Allow me to add up what I’ve discussed thus far: the 2.5D digital paintings we today create onscreen will soon be capable of being 3D printed to reveal the thick impasto buildup depicted on the display. The key missing component currently preventing this is the ability to output a 2.5D digital painting in a format that a specialized 3D printer understands. Once a compatible file format is in place and a 3D printing service offers prints from user files, impasto style 2.5D digital paintings will be capable of being recast in the real 3D world.
I'm not suggesting that traditional oil painting is now irrelevant. But consider this: we tend to be comfortable with what we know. Change can be disruptive. Take a look at the invention of the automobile. The public initially dubbed autos a horseless carriage for the sake of familiarity. Another example is Greek temple architecture, whose original construction material was wood.
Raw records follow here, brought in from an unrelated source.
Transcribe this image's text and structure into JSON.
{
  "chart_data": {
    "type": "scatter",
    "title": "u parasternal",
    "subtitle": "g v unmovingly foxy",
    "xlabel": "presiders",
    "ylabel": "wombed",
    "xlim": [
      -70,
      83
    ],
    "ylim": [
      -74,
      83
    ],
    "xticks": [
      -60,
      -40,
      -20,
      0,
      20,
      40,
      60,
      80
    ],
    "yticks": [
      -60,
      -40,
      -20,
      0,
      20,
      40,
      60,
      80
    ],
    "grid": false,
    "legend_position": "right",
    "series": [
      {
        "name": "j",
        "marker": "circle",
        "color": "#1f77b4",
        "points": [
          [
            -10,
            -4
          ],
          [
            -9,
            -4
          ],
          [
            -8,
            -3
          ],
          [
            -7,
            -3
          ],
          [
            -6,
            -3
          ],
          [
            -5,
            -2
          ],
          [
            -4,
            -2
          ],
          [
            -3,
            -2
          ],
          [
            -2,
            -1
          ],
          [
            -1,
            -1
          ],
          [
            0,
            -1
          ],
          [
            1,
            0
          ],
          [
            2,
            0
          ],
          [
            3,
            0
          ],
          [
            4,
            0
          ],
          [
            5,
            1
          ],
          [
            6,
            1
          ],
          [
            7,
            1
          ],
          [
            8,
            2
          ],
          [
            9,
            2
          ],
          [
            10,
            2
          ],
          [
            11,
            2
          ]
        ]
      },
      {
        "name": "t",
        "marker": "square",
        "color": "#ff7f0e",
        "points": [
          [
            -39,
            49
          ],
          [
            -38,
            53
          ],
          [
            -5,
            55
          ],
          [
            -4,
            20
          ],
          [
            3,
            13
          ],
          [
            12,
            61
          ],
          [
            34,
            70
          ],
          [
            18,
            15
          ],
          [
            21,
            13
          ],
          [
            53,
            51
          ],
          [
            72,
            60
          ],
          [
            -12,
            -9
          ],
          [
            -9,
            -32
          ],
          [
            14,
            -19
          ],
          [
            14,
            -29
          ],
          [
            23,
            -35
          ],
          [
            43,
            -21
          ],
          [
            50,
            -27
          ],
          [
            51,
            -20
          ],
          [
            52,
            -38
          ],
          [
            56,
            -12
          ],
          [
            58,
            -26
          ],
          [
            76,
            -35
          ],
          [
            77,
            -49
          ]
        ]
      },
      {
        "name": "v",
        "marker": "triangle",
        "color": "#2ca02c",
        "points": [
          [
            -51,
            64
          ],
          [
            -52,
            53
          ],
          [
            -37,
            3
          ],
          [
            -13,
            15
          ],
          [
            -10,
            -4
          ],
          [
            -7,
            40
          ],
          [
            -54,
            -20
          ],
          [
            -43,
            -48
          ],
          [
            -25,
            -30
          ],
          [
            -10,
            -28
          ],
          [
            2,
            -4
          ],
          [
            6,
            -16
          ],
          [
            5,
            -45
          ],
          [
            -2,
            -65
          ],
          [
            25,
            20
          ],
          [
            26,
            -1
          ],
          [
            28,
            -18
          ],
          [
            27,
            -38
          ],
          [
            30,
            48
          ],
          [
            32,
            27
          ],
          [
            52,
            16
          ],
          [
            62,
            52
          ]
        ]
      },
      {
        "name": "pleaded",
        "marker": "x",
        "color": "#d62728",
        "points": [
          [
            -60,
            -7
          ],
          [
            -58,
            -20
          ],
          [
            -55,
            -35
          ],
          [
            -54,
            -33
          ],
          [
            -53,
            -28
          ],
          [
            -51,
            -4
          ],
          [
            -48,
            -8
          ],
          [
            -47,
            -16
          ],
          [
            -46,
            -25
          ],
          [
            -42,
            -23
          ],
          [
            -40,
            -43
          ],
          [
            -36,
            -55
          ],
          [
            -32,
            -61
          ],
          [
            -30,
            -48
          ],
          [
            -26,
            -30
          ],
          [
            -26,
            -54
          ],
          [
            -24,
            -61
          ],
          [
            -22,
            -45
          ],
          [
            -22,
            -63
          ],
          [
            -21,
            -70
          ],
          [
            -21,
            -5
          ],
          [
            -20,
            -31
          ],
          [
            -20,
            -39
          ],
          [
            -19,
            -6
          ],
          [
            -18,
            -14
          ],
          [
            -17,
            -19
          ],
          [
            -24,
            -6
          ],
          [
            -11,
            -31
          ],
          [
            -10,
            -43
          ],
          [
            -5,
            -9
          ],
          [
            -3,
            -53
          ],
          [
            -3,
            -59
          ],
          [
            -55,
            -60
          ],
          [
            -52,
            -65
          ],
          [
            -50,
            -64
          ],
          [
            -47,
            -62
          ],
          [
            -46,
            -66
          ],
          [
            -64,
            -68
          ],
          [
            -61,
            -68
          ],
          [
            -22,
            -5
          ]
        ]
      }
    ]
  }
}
As stone replaced wood building materials, the shapes of elements —columns and entablature, for example— remained the same.
In these and innumerable other cases, new materials have resulted in new forms. While it may be initially entertaining to recast an oil painting into a new medium, in the long term these mimicked forms will evolve beyond the limits of the older medium it imitates.
Advances in nanoscale science and engineering are already producing new classes of coloring materials that will eventually make their way into commercially available art materials, including paint and inkjet inks. These new colorants utilize structural coloration rather than dyes or pigments. The perceived color doesn’t arise from pigmentation, but from the light scattering off nanoscale structures embedded in its wings.